Growing up, that meant friends and family would tell each other how much they appreciated one another and sometimes exchange little gifts.
Love was celebrated among all, not just people who were in romantic relationships. But Valentine’s Day had a different meaning.
Today, Valentine’s Day is aimed at couples and makes some people feel lonely if they don’t have someone special.
San Diego State’s bookstore sells sponges shaped as men called “Grow a Boyfriend” that grow when placed in water.
Why would anyone want to grow a little red spongy boyfriend?
“First of all it’s a bit creepy to say let me grow a little red man in water,” English senior Jasmin Polloni said. “Second of all, why are you assuming I need a boyfriend? What if I want to get myself some chocolates or some flowers, but now I feel pressure to buy this little red man?”
Polloni said that the way Valentine’s Day is portrayed on television and in stores is all about buying things for a significant other.
“It’s about getting your significant other this and that,” Polloni said. “It makes single people feel inadequate.”
Music education junior Marissa Aguirre said she believes that Valentine’s Day is commercially aimed at women.
“Some women might dislike Valentine’s Day because they might feel they don’t have someone special to spend it with,” Aguirre said. “Some men might feel relieved because they won’t have to spend money.”
According to the National Retail Federation, U.S. consumers spent a total of $19.7 billion in 2016 for Valentine’s Day and are expected to spend $18.2 billion this year.
“People should be showing their love for one another each and everyday,” psychology senior John Almario said. “One shouldn’t wait for that special day of the year to go big.”
Why let society make you feel lonely or inadequate simply because stores want to sell more?
Instead, think about celebrating Galentine’s Day on Feb. 13 to bring more attention to the importance of friendships.

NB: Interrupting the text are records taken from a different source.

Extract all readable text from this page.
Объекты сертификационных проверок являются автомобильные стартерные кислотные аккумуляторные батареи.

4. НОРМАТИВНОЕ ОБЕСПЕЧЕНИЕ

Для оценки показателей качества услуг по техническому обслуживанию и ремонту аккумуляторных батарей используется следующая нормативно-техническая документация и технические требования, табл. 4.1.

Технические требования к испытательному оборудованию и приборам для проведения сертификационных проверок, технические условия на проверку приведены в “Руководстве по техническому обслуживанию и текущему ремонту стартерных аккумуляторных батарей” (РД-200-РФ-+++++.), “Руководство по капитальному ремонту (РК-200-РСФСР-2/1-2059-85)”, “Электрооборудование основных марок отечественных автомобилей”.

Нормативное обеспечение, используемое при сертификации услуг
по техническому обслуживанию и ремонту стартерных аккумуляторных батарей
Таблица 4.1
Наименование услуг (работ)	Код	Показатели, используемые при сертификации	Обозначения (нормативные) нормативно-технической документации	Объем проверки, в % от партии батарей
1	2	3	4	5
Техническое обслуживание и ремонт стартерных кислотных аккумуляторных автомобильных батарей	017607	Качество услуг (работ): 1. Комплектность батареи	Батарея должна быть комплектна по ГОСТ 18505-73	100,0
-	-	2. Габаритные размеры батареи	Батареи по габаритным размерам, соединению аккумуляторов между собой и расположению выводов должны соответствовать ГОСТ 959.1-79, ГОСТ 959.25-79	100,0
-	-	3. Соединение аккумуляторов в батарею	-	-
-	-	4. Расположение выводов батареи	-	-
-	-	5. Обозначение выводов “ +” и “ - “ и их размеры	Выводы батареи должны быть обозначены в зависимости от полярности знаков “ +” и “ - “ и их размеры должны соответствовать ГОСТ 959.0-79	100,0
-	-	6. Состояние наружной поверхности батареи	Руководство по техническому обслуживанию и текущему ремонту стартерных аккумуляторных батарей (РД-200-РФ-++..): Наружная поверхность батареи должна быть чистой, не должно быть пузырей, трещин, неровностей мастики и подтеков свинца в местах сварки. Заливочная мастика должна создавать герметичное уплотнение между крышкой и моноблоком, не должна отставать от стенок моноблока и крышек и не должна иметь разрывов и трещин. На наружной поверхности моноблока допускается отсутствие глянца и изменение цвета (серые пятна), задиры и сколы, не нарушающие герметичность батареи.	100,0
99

“Galentine’s day makes women feel empowered through their friendships with other women,” Aguirre said. “It helps turn a holiday that makes some people feel lonely into one that’s inclusive.”
Want to take it a step further?
Don’t go out with your significant other and spend time with your friends, or instead of buying someone a gift, treat yourself or a friend.
“If you choose to celebrate Valentine’s Day, good for you. If you choose to not celebrate that’s good too,” Polloni said. “Valentine’s Day is about love. What’s better than loving yourself, and not needing a little red man?”